Rates unchanged despite growth uncertainties

Despite concerns expressed by the Bank of England and the Federal Reserve about the underlying strength of their own and the broader global economy, both committees voted to keep interest rates unchanged. The Bank of England was almost unanimous, as only one member dissented by voting for a 25 basis point cut, compared to 3 at the last meeting. Why so hawkish? Surely, concerns about a general weakening in the economic outlook would justify easing monetary policy. Mr Trump certainly thinks so; Presidents are supposed to remain silent when it comes to influencing monetary policy, but when will this one ever remain silent on any topic?
Taking each statement individually, the Federal Reserve continues to express the view that the underlying economy has continued to expand at a solid pace, whatever that means. Unemployment has stabilised. However, inflation is still “somewhat elevated”. Economic uncertainty has increased. In a nutshell, they, like the rest of the world, are unsure about the current strength of the US economy, but whilst inflation remains above their 2% target, they are not minded to ease monetary policy further.

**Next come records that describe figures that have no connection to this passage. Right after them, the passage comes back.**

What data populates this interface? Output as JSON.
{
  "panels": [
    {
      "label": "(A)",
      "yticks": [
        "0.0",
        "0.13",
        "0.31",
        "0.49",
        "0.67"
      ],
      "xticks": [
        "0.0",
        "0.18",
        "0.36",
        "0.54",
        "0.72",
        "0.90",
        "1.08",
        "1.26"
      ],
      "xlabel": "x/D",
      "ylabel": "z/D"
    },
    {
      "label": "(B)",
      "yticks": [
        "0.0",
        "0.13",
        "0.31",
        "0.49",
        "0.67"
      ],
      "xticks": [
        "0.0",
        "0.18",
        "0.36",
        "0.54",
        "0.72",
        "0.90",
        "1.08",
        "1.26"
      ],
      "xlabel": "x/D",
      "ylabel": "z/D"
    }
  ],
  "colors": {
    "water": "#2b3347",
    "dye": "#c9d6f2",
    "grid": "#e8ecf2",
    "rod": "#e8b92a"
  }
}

The Bank of England is in an even trickier position; inflation expectations are that UK prices this year could rise again close to 4% as fuel bills continue to rise. According to data released yesterday, wages are rising at almost 6% annually, while the economic outlook remains murky. Wages increasing at such a pace will add its own inflationary pressures while hindering profitability.
There is probably no doubt that both committees would love to cut rates in this uncertain world but dare not risk it. At some point, if the economic outlook weakens further, they may take the risk point, hoping a weaker outlook will naturally bring prices down.
Stocks had a small bounce on Wednesday and Thursday, as market investors were probably already discounting these statements, and no one expected any cuts. There was also some slightly better US housing data than forecast, which may have helped investor sentiment a little.
Trading volumes on Thursday were some of the lowest this year despite the recent correction in US stocks in the past month. US stocks are cheaper than they have been for a while, but they are still not cheap. Particularly when you consider one can pick up over 4% by sticking the money into government securities, the risk-reward remains uncertain for piling into US companies. Which accounts for part of the reason European and UK stocks have seen something of a return to favour. Back to who is winning the least ugly competition.